Под неприязненным отношением «экономистов» к интеллектуалам лежало убеждение, что интеллигенция смотрит на рабочий класс просто как на средство достижения более высокой цели, как на абстрактную массу, которой предназначено подчиняться непреложной воле истории. «Экономисты» считали, что интеллектуалы, вместо того чтобы помогать своими знаниями решать конкретные проблемы заводской жизни, с головой уходили в идеологию, которая не имела никакого отношения к подлинным нуждам рабочих. Ободренные размахом стачек текстильщиков, которые в 1896 – 1897 годах организовывали и проводили местные рабочие, «экономисты» побуждали русский рабочий класс хранить свою самостоятельность и отвергать потуги на лидерство самоуверенных профессиональных агитаторов. Как писал в 1897 году в журнале «экономистов» один столичный рабочий от станка: «Улучшение наших условий работы зависит только от нас самих».

 

Антиполитические и антиинтеллектуальные аргументы Бакунина и «экономистов» оказали глубокое воздействие на польского марксиста Яна Вацлава Мачайского. Он родился в 1866 году в Баске, небольшом местечке рядом с городом Кельце в той части Польши, что принадлежала России. Отцом его был мелкий чиновник, который умер, когда Мачайский был еще ребенком, оставив большую семью в бедственном положении. Мачайский посещал гимназию в Кельце и помогал братьям и сестрам, давая уроки своим школьным друзьям, которые снимали жилье у его матери. Свою революционную карьеру он начал в 1888 году в студенческих кружках Варшавского университета, где изучал естественные науки и медицину. Два или три года спустя, уже учась в Цюрихском университете, он отказался от своей первоначальной политической философии (смесь социализма и польского национализма) ради революционного интернационализма Маркса и Энгельса. Мачайский был арестован в мая 1892 года за то, что контрабандой доставил из Швейцарии революционные прокламации в промышленный город Лодзь, который тогда сотрясала всеобщая стачка. В 1903 году, проведя едва ли не дюжину лет в тюрьме и сибирской ссылке, он бежал в Западную Европу, где и оставался до начала революции 1905 года.

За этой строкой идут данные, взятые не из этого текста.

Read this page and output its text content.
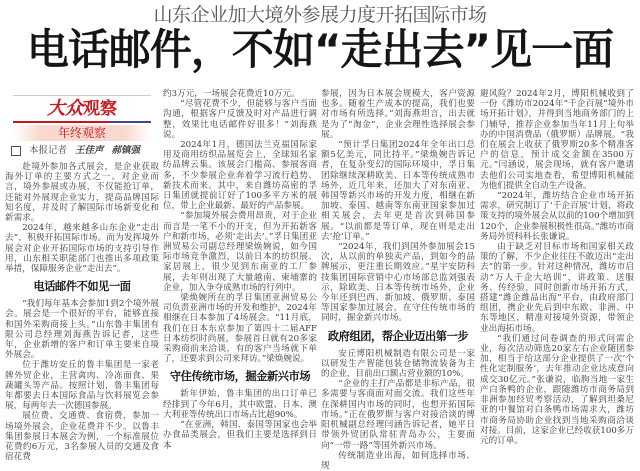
山东企业加大境外参展力度开拓国际市场
电话邮件，不如“走出去”见一面
大众观察
年终观察
本报记者 王佳声 郝镇强

赴境外参加各式展会，是企业获取海外订单的主要方式之一。对企业而言，境外参展或办展，不仅能抢订单，还能对外展现企业实力，提高品牌国际知名度，并及时了解国际市场新变化和新需求。

2024年，越来越多山东企业“走出去”，积极开拓国际市场。而为发挥境外展会对企业开拓国际市场的支持引导作用，山东相关职能部门也推出多项政策举措，保障服务企业“走出去”。

电话邮件不如见一面

“我们每年基本会参加1到2个境外展会。展会是一个很好的平台，能够直接和国外采购商接上头。”山东鲁丰集团有限公司总经理刘海燕告诉记者，这些年，企业新增的客户和订单主要来自境外展会。

位于潍坊安丘的鲁丰集团是一家老牌外贸企业，主营禽肉、冷冻面食、果蔬罐头等产品。按照计划，鲁丰集团每年都要去日本国际食品与饮料展览会参展，每两年去一次德国参展。

展位费、交通费、食宿费，参加一场境外展会，企业花费并不少。以鲁丰集团参展日本展会为例，一个标准展位花费约6万元，3名参展人员的交通及食宿花费

约3万元，一场展会花费近10万元。

“尽管花费不少，但能够与客户当面沟通，根据客户反馈及时对产品进行调整，效果比电话邮件好很多！”刘海燕说。

2024年1月，德国法兰克福国际家用及商用纺织品展览会上，全球知名家纺品牌云集。该展会门槛高、参展客商多，不少参展企业奔着学习流行趋势、新技术而来。其中，来自潍坊高密的孚日集团就提前订好了100多平方米的展位，带上企业最新、最好的产品参展。

“参加境外展会费用昂贵，对于企业而言是一笔不小的开支，但为开拓新客户和新市场，必须‘走出去’。”孚日集团亚洲贸易公司副总经理梁焕婉说，如今国际市场竞争激烈，以前日本的纺织展、家居展上，很少见到东南亚的工厂参展，去年则出现了大量越南、柬埔寨的企业，加入争夺成熟市场的行列中。

梁焕婉所在的孚日集团亚洲贸易公司负责亚洲市场的开发和维护，2024年相继在日本参加了4场展会。“11月底，我们在日本东京参加了第四十二届AFF日本纺织时尚展，参展首日就有20多家采购商前来洽谈，有的客户当场就下单了，还要求到公司来拜访。”梁焕婉说。

守住传统市场，掘金新兴市场

新年伊始，鲁丰集团的出口订单已经排到了今年6月，其中欧盟、日本、澳大利亚等传统出口市场占比超90%。

“在亚洲，韩国、泰国等国家也会举办食品类展会，但我们主要是选择到日本

参展，因为日本展会规模大，客户资源也多。随着生产成本的提高，我们也要对市场有所选择。”刘海燕坦言，出去就是为了“淘金”，企业会理性选择展会参展。

“预计孚日集团2024年全年出口总额5亿美元，同比持平。”梁焕婉告诉记者，在复杂变幻的国际环境中，孚日集团除继续深耕欧美、日本等传统成熟市场外，近几年来，还加大了对东南亚、韩国等新兴市场的开发力度，相继在新加坡、泰国、越南等东南亚国家参加过相关展会，去年更是首次到韩国参展。“以前都是等订单，现在则是走出去‘抢’订单。”

“2024年，我们到国外参加展会15次，从以前的单独卖产品，到如今的品牌展示，更注重长期效应。”星宇安防科技集团国际营销中心市场部总监刘强表示，除欧美、日本等传统市场外，企业今年还到巴西、新加坡、俄罗斯、泰国等国家参加过展会，在守住传统市场的同时，掘金新兴市场。

政府组团，帮企业迈出第一步

安丘博阳机械制造有限公司是一家以研发生产智能包装仓储物流装备为主的企业，目前出口额占营业额的10%。

“企业的主打产品都是非标产品，很多需要与客商面对面交流。我们这些年在深耕国内市场的同时，也想开拓国际市场。”正在俄罗斯与客户对接洽谈的博阳机械副总经理闫涵告诉记者，她平日带领外贸团队常驻青岛办公，主要面向“一带一路”等国外新兴市场。

传统制造业出海，如何选择市场、规

避风险？2024年2月，博阳机械收到了一份《潍坊市2024年“千企百展”境外市场开拓计划》，并得到当地商务部门的上门辅导，推荐企业参加当年11月上旬举办的中国消费品（俄罗斯）品牌展。“我们在展会上收获了俄罗斯20多个精准客户的信息，预计成交金额在3500万元。”闫涵说，展会现场，就有客户邀请去他们公司实地查看，希望博阳机械能为他们提供全自动生产设备。

“2024年，潍坊结合企业市场开拓需求，研究制订了‘千企百展’计划，将政策支持的境外展会从以前的100个增加到120个，企业参展积极性很高。”潍坊市商务局外贸科科长张谦说。

由于缺乏对目标市场和国家相关政策的了解，不少企业往往不敢迈出“走出去”的第一步。针对这种情况，潍坊市启动“万人千企大培训”，讲政策、送服务、传经验，同时创新市场开拓方式，搭建“潍企潍品出海”平台，由政府部门组团，携企业先后到中东欧、非洲、中东等地区，精准对接境外资源，带领企业出海拓市场。

“我们通过问卷调查的形式问需企业，每次活动筛选20家左右企业随团参加，相当于给这部分企业提供了一次‘个性化定制服务’，去年推动企业达成意向成交30亿元。”张谦说，临朐当地一家生产白条鸭的企业，跟随潍坊市商务局到非洲参加经贸考察活动，了解到坦桑尼亚的中餐馆对白条鸭市场需求大，潍坊市商务局协助企业找到当地采购商洽谈对接。目前，这家企业已经收获100多万元的订单。
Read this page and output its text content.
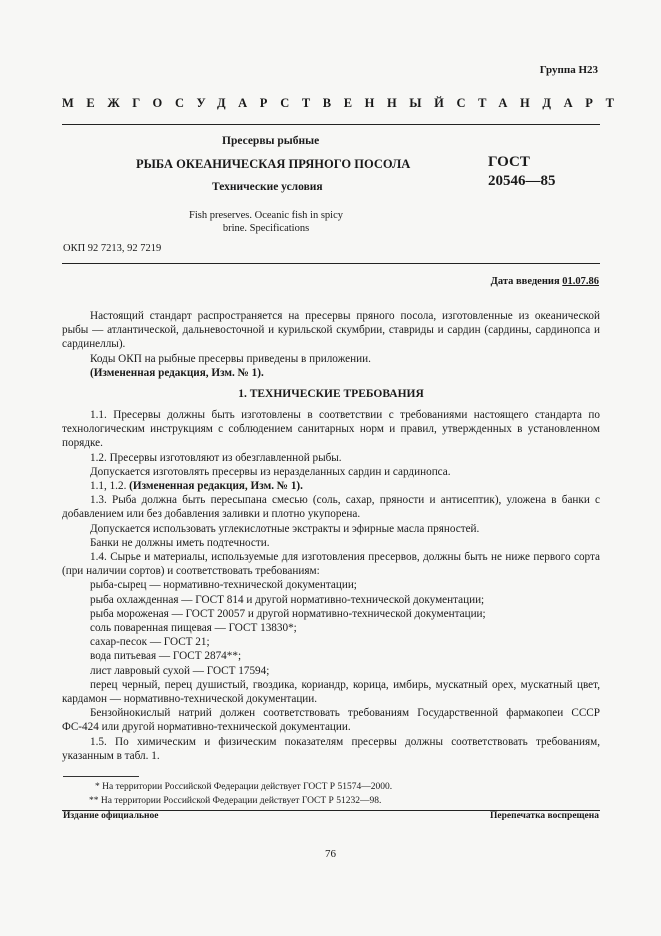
Группа Н23
МЕЖГОСУДАРСТВЕННЫЙ СТАНДАРТ
Пресервы рыбные
РЫБА ОКЕАНИЧЕСКАЯ ПРЯНОГО ПОСОЛА
Технические условия
ГОСТ
20546—85
Fish preserves. Oceanic fish in spicy
brine. Specifications
ОКП 92 7213, 92 7219
Дата введения 01.07.86

Настоящий стандарт распространяется на пресервы пряного посола, изготовленные из океанической рыбы — атлантической, дальневосточной и курильской скумбрии, ставриды и сардин (сардины, сардинопса и сардинеллы).

Коды ОКП на рыбные пресервы приведены в приложении.

(Измененная редакция, Изм. № 1).

1. ТЕХНИЧЕСКИЕ ТРЕБОВАНИЯ

1.1. Пресервы должны быть изготовлены в соответствии с требованиями настоящего стандарта по технологическим инструкциям с соблюдением санитарных норм и правил, утвержденных в установленном порядке.

1.2. Пресервы изготовляют из обезглавленной рыбы.

Допускается изготовлять пресервы из неразделанных сардин и сардинопса.

1.1, 1.2. (Измененная редакция, Изм. № 1).

1.3. Рыба должна быть пересыпана смесью (соль, сахар, пряности и антисептик), уложена в банки с добавлением или без добавления заливки и плотно укупорена.

Допускается использовать углекислотные экстракты и эфирные масла пряностей.

Банки не должны иметь подтечности.

1.4. Сырье и материалы, используемые для изготовления пресервов, должны быть не ниже первого сорта (при наличии сортов) и соответствовать требованиям:

рыба-сырец — нормативно-технической документации;

рыба охлажденная — ГОСТ 814 и другой нормативно-технической документации;

рыба мороженая — ГОСТ 20057 и другой нормативно-технической документации;

соль поваренная пищевая — ГОСТ 13830*;

сахар-песок — ГОСТ 21;

вода питьевая — ГОСТ 2874**;

лист лавровый сухой — ГОСТ 17594;

перец черный, перец душистый, гвоздика, кориандр, корица, имбирь, мускатный орех, мускатный цвет, кардамон — нормативно-технической документации.

Бензойнокислый натрий должен соответствовать требованиям Государственной фармакопеи СССР ФС-424 или другой нормативно-технической документации.

1.5. По химическим и физическим показателям пресервы должны соответствовать требованиям, указанным в табл. 1.

* На территории Российской Федерации действует ГОСТ Р 51574—2000.
** На территории Российской Федерации действует ГОСТ Р 51232—98.
Издание официальное	Перепечатка воспрещена
76
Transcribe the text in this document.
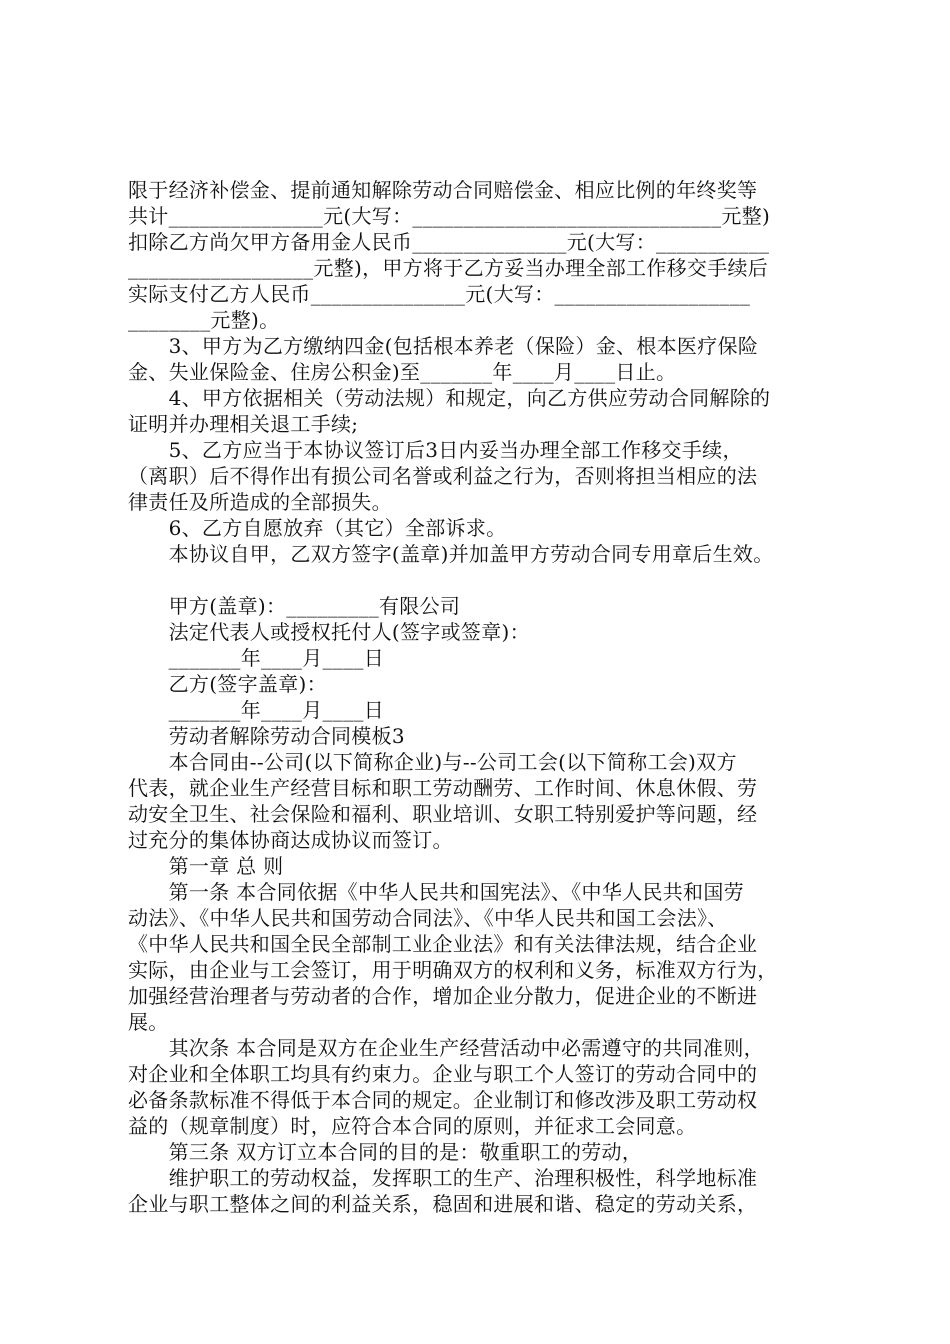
限于经济补偿金、提前通知解除劳动合同赔偿金、相应比例的年终奖等
共计_______________元(大写：______________________________元整)
扣除乙方尚欠甲方备用金人民币_______________元(大写：___________
__________________元整)，甲方将于乙方妥当办理全部工作移交手续后
实际支付乙方人民币_______________元(大写：___________________
________元整)。
　　3、甲方为乙方缴纳四金(包括根本养老（保险）金、根本医疗保险
金、失业保险金、住房公积金)至_______年____月____日止。
　　4、甲方依据相关（劳动法规）和规定，向乙方供应劳动合同解除的
证明并办理相关退工手续;
　　5、乙方应当于本协议签订后3日内妥当办理全部工作移交手续，
（离职）后不得作出有损公司名誉或利益之行为，否则将担当相应的法
律责任及所造成的全部损失。
　　6、乙方自愿放弃（其它）全部诉求。
　　本协议自甲，乙双方签字(盖章)并加盖甲方劳动合同专用章后生效。
　　甲方(盖章)：_________有限公司
　　法定代表人或授权托付人(签字或签章)：
　　_______年____月____日
　　乙方(签字盖章)：
　　_______年____月____日
　　劳动者解除劳动合同模板3
　　本合同由--公司(以下简称企业)与--公司工会(以下简称工会)双方
代表，就企业生产经营目标和职工劳动酬劳、工作时间、休息休假、劳
动安全卫生、社会保险和福利、职业培训、女职工特别爱护等问题，经
过充分的集体协商达成协议而签订。
　　第一章 总 则
　　第一条 本合同依据《中华人民共和国宪法》、《中华人民共和国劳
动法》、《中华人民共和国劳动合同法》、《中华人民共和国工会法》、
《中华人民共和国全民全部制工业企业法》和有关法律法规，结合企业
实际，由企业与工会签订，用于明确双方的权利和义务，标准双方行为，
加强经营治理者与劳动者的合作，增加企业分散力，促进企业的不断进
展。
　　其次条 本合同是双方在企业生产经营活动中必需遵守的共同准则，
对企业和全体职工均具有约束力。企业与职工个人签订的劳动合同中的
必备条款标准不得低于本合同的规定。企业制订和修改涉及职工劳动权
益的（规章制度）时，应符合本合同的原则，并征求工会同意。
　　第三条 双方订立本合同的目的是：敬重职工的劳动，
　　维护职工的劳动权益，发挥职工的生产、治理积极性，科学地标准
企业与职工整体之间的利益关系，稳固和进展和谐、稳定的劳动关系，
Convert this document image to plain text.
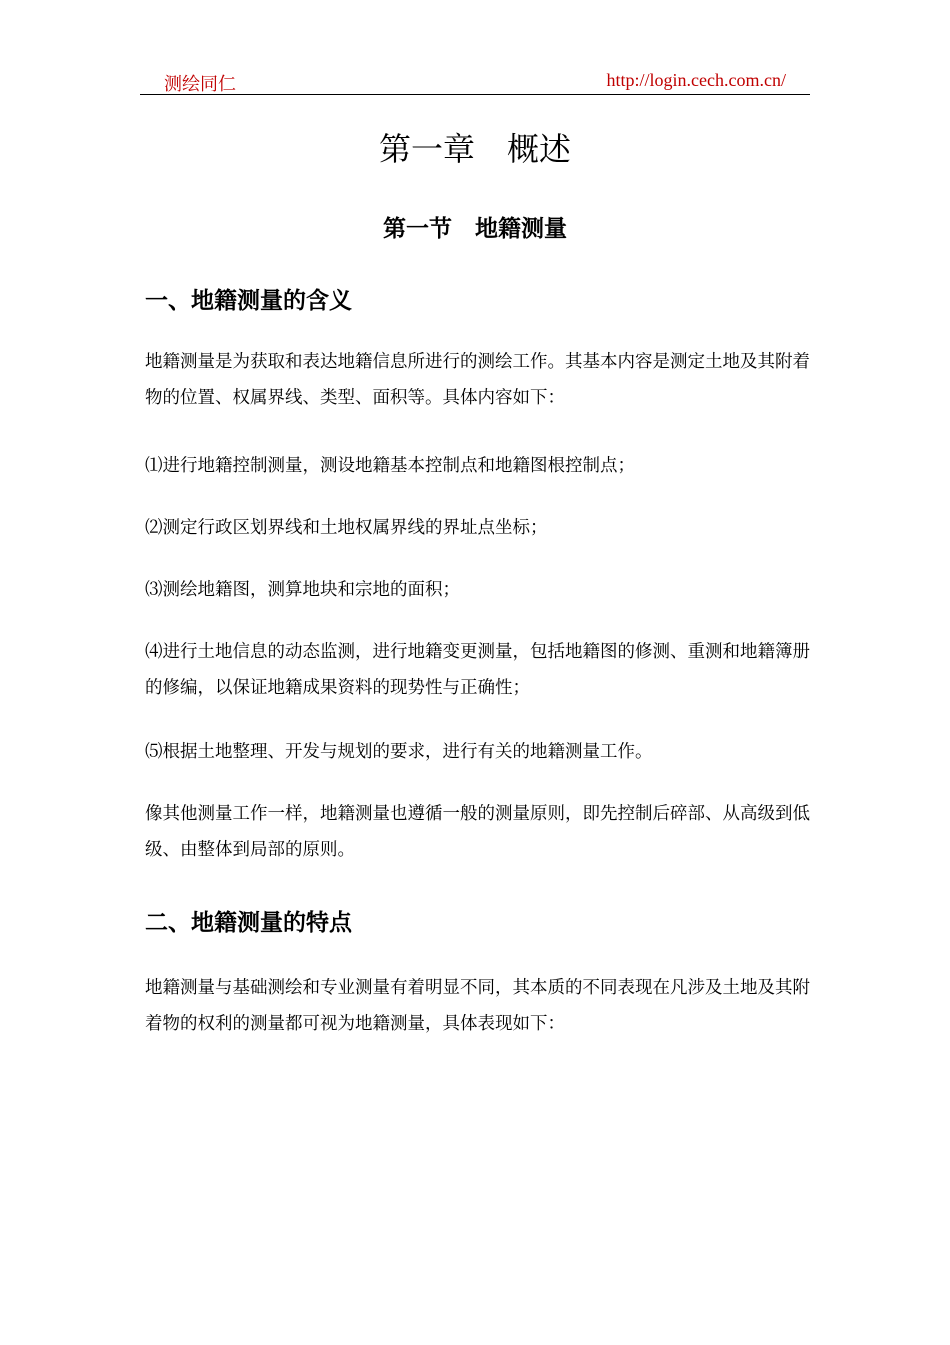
测绘同仁	http://login.cech.com.cn/
第一章　概述
第一节　地籍测量
一、地籍测量的含义

地籍测量是为获取和表达地籍信息所进行的测绘工作。其基本内容是测定土地及其附着物的位置、权属界线、类型、面积等。具体内容如下：

⑴进行地籍控制测量，测设地籍基本控制点和地籍图根控制点；

⑵测定行政区划界线和土地权属界线的界址点坐标；

⑶测绘地籍图，测算地块和宗地的面积；

⑷进行土地信息的动态监测，进行地籍变更测量，包括地籍图的修测、重测和地籍簿册的修编，以保证地籍成果资料的现势性与正确性；

⑸根据土地整理、开发与规划的要求，进行有关的地籍测量工作。

像其他测量工作一样，地籍测量也遵循一般的测量原则，即先控制后碎部、从高级到低级、由整体到局部的原则。

二、地籍测量的特点

地籍测量与基础测绘和专业测量有着明显不同，其本质的不同表现在凡涉及土地及其附着物的权利的测量都可视为地籍测量，具体表现如下：
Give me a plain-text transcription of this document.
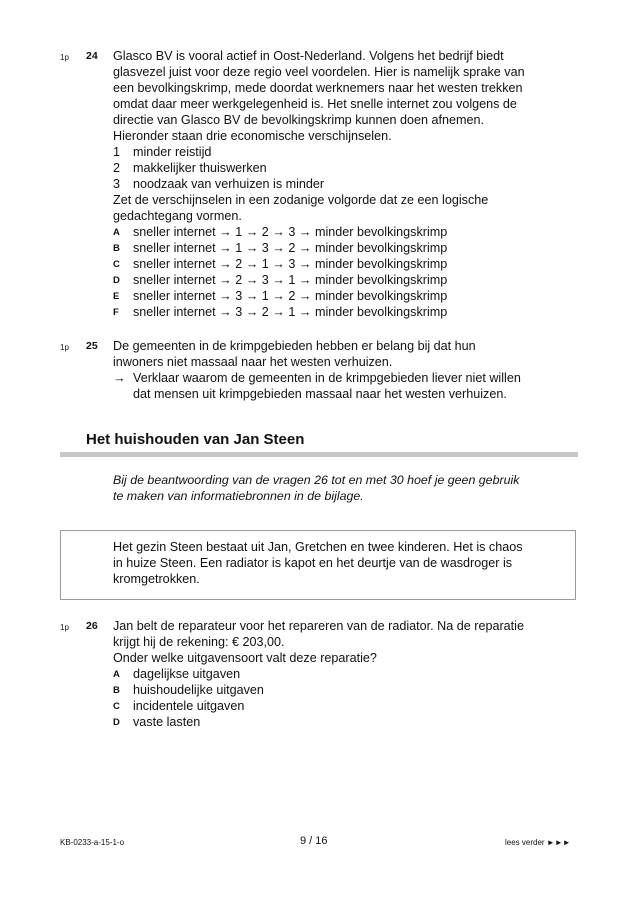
1p 24 Glasco BV is vooral actief in Oost-Nederland. Volgens het bedrijf biedt
glasvezel juist voor deze regio veel voordelen. Hier is namelijk sprake van
een bevolkingskrimp, mede doordat werknemers naar het westen trekken
omdat daar meer werkgelegenheid is. Het snelle internet zou volgens de
directie van Glasco BV de bevolkingskrimp kunnen doen afnemen.
Hieronder staan drie economische verschijnselen.
1 minder reistijd
2 makkelijker thuiswerken
3 noodzaak van verhuizen is minder
Zet de verschijnselen in een zodanige volgorde dat ze een logische
gedachtegang vormen.
A sneller internet → 1 → 2 → 3 → minder bevolkingskrimp
B sneller internet → 1 → 3 → 2 → minder bevolkingskrimp
C sneller internet → 2 → 1 → 3 → minder bevolkingskrimp
D sneller internet → 2 → 3 → 1 → minder bevolkingskrimp
E sneller internet → 3 → 1 → 2 → minder bevolkingskrimp
F sneller internet → 3 → 2 → 1 → minder bevolkingskrimp
1p 25 De gemeenten in de krimpgebieden hebben er belang bij dat hun
inwoners niet massaal naar het westen verhuizen.
→ Verklaar waarom de gemeenten in de krimpgebieden liever niet willen
dat mensen uit krimpgebieden massaal naar het westen verhuizen.
Het huishouden van Jan Steen
Bij de beantwoording van de vragen 26 tot en met 30 hoef je geen gebruik
te maken van informatiebronnen in de bijlage.
Het gezin Steen bestaat uit Jan, Gretchen en twee kinderen. Het is chaos
in huize Steen. Een radiator is kapot en het deurtje van de wasdroger is
kromgetrokken.
1p 26 Jan belt de reparateur voor het repareren van de radiator. Na de reparatie
krijgt hij de rekening: € 203,00.
Onder welke uitgavensoort valt deze reparatie?
A dagelijkse uitgaven
B huishoudelijke uitgaven
C incidentele uitgaven
D vaste lasten
KB-0233-a-15-1-o	9 / 16	lees verder ►►►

Во время своего долгого пребывания на поселении в Вилюйске (Иркутская губерния) Мачайский старательно изучал социалистическую литературу и пришел к выводу, что руководить рабочими должны не социал‑демократы, а новый класс «умственных рабочих», рожденных ростом индустриализации. Марксизм, как утверждал он в своем основном труде «Умственный рабочий», отражал интересы этого нового класса, который надеялся прийти к власти на плечах рабочих. В так называемом социалистическом обществе, заявлял он, частные капиталисты будут просто заменены новой аристократией из администраторов, технических экспертов и политиканов; работники, занятые физическим трудом, снова попадут в рабство правящего меньшинства, чьим «капиталом», образно говоря, было образование.

Мачайский считал, что радикальная интеллигенция не ставит целью создание бесклассового общества, а просто стремится обеспечить себе статус привилегированного слоя. И не стоит удивляться, что марксизм, вместо того чтобы призывать к немедленной революции против капиталистической системы, откладывал этот «крах» до будущих времен, когда экономические условия окончательно «созреют». По мере дальнейшего развития капитализма и усложнения технологии «умственные рабочие» станут достаточно сильны, чтобы устанавливать собственные правила. Если даже к тому времени профессиональная технократия отменит частную собственность на средства производства, по мнению Мачайского, «профессиональная интеллигенция» в силу своих специальных знаний завоюет монопольное положение, позволяющее управлять выпуском продукции и руководить сложной индустриальной экономикой. Управляющие, инженеры и политические функционеры будут пользоваться их марксистской идеологией как новой религией, опиум которой будет затуманивать мозги рабочих масс, держа их в постоянном невежестве и рабстве.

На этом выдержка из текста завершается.